Training on non quantized models and quantize them later

lorenzo_cevolani · July 11, 2022, 9:25am

In your presentation you said that the model needs to be quantized in order to e made FHE.
FHE is slowing also down the execution time for the NN, which makes training longer, since there are much many more flops there than in other parts of the pipeline.
Would it be possible to execute the training in floating point and then quantize the model? assuming that the training is done in a completely isolated environment, which is possible in Sagemaker for example, then simply quantize the model afterwards.
Would it be possible using your libraries?

andrei-stoian-zama · July 11, 2022, 7:15pm

Concrete-ML allows the user to train the model on non-encrypted clear data and compile it to FHE.

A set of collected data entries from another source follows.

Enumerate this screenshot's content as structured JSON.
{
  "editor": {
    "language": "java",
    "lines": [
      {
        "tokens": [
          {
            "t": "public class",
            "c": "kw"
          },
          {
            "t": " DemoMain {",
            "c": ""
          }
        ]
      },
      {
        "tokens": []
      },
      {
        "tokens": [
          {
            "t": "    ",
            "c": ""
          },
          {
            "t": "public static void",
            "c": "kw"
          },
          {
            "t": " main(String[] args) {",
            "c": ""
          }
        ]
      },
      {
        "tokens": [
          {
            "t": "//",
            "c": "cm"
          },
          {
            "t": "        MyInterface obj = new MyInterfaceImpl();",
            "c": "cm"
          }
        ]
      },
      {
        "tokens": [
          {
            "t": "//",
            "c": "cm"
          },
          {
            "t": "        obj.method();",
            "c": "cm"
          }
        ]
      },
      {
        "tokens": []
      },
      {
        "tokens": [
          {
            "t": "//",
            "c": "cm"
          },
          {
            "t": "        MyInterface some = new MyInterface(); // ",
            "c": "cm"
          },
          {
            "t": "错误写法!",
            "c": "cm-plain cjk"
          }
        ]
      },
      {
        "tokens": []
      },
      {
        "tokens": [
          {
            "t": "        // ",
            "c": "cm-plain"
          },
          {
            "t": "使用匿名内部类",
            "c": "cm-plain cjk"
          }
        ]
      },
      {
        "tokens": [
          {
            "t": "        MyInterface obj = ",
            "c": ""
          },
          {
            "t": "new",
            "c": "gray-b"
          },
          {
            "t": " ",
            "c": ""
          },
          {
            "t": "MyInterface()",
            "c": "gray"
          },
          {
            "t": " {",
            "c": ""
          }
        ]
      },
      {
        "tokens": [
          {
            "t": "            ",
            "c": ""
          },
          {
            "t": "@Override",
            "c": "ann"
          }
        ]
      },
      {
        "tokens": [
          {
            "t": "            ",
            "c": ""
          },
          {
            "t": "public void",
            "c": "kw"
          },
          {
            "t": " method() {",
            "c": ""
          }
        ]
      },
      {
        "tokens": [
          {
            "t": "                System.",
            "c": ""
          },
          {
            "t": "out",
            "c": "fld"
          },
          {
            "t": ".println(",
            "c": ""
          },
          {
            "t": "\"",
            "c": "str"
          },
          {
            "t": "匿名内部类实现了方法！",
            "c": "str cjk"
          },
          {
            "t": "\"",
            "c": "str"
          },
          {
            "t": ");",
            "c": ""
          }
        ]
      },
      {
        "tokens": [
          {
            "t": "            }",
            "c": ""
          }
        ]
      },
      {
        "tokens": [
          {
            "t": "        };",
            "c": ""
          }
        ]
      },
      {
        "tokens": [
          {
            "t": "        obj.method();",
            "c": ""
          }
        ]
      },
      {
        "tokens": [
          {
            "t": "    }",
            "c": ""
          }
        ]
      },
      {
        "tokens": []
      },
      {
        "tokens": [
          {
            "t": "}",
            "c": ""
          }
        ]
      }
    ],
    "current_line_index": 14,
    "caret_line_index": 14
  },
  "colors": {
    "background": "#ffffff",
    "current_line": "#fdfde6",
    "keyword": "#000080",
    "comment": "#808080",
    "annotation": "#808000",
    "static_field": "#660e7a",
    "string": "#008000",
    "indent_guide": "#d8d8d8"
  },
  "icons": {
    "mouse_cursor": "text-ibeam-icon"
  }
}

Currently, in Concrete-ML 0.2, the approach is to perform pure float32 training and then quantize the weights and activations post-training. This can work well for linear models or very small neural networks, but does not scale well to bigger ones. I think this is approach that you suggest and indeed you could train the model with SageMaker in this case, if you can export it to ONNX Concrete-ML will be able to import it (in the next release, coming soon).

Also in the next release, it will also be possible to use quantization aware training (QAT). While QAT is a bit slower than pure float32 training, it is at worst, twice as slow, which is not a big factor. However, QAT allows to have excellent accuracy while obeying FHE constraints.

benoit · September 7, 2022, 9:53am

New version of Concrete-ML (v0.3): now, support for QAT is added, https://docs.zama.ai/concrete-ml/deep-learning/torch_support. This support will be simplified in the next release (expected in October).